In other words, HIV is an infection which causes inflammation in the immune system and other organs. This inflammation results in the production of free radicals. These free radicals in turn play a role in activating immune cells to produce cytokines like TNF. The TNF then activates NF-kB which in turn creates more HIV. Thus, HIV is actually forcing immune cells to produce the very inflammatory products and cytokines which increase viral growth. Free radicals also increase the production of other tissue-damaging free radicals.

Some of the cytokines may also be involved in directing uninfected cells to commit suicide. Thus a vicious, self-sustaining cycle is created called oxidative imbalance, where we have few antioxidant stores and many free radicals and increasingly damaged tissues in the lymph nodes, intestines, spleen, and elsewhere.

Antioxidants, which diminish free radicals, have in a number of laboratory studies, been shown to inhibit HIV growth by inhibiting NF-kB along the LTR. Laboratory studies of viral inhibition have been completed for vitamin E derivatives, vitamin C, glutathione (which also slows viral incorporation into acutely infected cells), NAC, alpha lipoic acid (thioctic), as well as the bioflavonoid quercetin, amongst others.

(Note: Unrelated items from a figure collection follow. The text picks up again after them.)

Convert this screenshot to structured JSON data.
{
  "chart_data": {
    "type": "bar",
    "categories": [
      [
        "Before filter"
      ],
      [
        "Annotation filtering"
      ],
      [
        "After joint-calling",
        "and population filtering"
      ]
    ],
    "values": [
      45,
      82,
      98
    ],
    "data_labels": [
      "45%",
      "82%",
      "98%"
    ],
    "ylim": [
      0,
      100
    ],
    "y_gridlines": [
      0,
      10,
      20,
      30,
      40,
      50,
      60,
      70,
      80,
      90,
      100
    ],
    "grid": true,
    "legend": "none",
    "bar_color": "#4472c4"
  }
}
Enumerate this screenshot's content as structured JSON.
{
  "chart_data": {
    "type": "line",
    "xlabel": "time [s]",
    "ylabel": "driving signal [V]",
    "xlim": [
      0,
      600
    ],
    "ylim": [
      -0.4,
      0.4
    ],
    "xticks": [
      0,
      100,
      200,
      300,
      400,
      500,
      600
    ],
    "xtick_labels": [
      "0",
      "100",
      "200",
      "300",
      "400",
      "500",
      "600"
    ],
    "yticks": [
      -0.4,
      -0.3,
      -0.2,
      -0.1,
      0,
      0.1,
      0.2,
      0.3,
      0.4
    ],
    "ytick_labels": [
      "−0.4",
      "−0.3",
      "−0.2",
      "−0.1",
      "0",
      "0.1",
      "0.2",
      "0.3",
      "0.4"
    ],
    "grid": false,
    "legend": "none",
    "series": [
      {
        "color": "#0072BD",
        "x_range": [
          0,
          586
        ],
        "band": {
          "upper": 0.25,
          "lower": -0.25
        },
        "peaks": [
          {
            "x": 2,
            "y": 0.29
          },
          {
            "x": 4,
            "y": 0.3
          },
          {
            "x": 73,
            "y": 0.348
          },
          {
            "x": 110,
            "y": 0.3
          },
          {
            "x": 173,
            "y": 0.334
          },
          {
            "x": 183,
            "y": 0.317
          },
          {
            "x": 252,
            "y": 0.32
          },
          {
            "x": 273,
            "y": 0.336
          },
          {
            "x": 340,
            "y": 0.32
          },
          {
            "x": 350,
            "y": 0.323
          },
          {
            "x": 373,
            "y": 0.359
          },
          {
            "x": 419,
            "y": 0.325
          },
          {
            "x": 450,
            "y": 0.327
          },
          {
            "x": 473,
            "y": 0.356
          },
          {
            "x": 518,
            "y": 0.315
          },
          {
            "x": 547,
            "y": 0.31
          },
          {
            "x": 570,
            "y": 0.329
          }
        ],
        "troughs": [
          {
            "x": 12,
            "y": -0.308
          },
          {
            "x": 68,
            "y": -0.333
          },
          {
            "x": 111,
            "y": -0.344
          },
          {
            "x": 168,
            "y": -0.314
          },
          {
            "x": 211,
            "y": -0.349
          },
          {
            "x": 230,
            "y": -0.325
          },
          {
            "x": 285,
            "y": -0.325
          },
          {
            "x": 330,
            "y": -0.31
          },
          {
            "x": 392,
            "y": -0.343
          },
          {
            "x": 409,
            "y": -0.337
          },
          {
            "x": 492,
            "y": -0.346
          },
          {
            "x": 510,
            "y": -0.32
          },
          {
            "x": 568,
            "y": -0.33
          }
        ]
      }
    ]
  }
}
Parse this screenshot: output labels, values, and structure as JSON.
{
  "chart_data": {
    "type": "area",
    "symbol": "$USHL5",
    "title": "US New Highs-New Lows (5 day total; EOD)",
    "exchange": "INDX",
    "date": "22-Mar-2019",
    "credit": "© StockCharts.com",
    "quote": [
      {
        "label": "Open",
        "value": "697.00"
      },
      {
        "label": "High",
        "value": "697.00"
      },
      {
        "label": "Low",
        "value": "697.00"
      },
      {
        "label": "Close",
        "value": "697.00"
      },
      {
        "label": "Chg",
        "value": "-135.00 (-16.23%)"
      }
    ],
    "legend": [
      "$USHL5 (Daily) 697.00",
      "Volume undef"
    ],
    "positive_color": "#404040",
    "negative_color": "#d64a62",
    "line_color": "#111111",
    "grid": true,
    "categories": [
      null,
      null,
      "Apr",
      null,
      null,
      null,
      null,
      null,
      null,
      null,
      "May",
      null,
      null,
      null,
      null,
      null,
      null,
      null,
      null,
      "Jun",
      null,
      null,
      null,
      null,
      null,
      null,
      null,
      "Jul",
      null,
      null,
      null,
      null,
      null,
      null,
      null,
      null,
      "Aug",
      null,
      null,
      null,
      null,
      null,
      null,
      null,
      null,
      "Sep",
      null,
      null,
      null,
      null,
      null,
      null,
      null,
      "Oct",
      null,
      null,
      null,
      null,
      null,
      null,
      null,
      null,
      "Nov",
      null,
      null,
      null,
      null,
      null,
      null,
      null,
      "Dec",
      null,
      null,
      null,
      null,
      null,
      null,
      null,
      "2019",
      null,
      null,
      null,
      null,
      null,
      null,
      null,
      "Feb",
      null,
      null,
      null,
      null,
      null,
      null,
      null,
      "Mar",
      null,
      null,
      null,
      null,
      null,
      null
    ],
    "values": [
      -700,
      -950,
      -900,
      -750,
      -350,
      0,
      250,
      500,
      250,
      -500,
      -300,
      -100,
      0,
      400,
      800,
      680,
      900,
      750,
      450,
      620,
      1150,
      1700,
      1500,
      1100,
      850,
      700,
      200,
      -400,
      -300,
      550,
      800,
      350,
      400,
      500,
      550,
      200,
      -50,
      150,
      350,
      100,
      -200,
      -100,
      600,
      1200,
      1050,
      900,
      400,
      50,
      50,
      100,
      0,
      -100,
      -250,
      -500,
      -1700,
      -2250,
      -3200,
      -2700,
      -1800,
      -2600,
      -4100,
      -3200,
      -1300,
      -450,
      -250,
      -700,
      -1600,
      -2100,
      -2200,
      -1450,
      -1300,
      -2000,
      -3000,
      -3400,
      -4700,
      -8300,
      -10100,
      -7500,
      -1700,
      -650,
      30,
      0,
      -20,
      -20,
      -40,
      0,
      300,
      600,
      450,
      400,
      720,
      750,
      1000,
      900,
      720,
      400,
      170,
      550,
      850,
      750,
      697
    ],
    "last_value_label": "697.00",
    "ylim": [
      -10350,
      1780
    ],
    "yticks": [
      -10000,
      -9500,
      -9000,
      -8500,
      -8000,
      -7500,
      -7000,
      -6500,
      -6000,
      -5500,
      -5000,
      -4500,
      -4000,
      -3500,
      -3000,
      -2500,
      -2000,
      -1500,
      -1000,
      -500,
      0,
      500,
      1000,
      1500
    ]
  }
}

These compounds, by either stopping viral activation or slowing it down, in chronically infected cells in which RT inhibitors are ineffective, represent, at the very least, an additional mechanism for slowing disease progression.

Like other diseases, HIV will probably only be controlled with a combination of different approaches working against different areas of the virus in different virus/cell populations. It is also important to remember that this is not just a battle to fight the virus but also to improve immune function and help to repair damaged tissues. Antioxidant use represents only one part of a multifactorial combination strategy to either halt or slow down disease progression.

Back to Vitamin E:
Vitamin E is particularly important if using AZT to reduce bone marrow toxicity. Laboratory research at Tulane University revealed that vitamin E may potentiate the effectiveness of AZT and reduce AZT’s toxicity. This only makes sense if these compounds are working on different pools of virus within the body. Do not take extra vitamin E if using the protease inhibitor drug, amprenavir (Agenerase).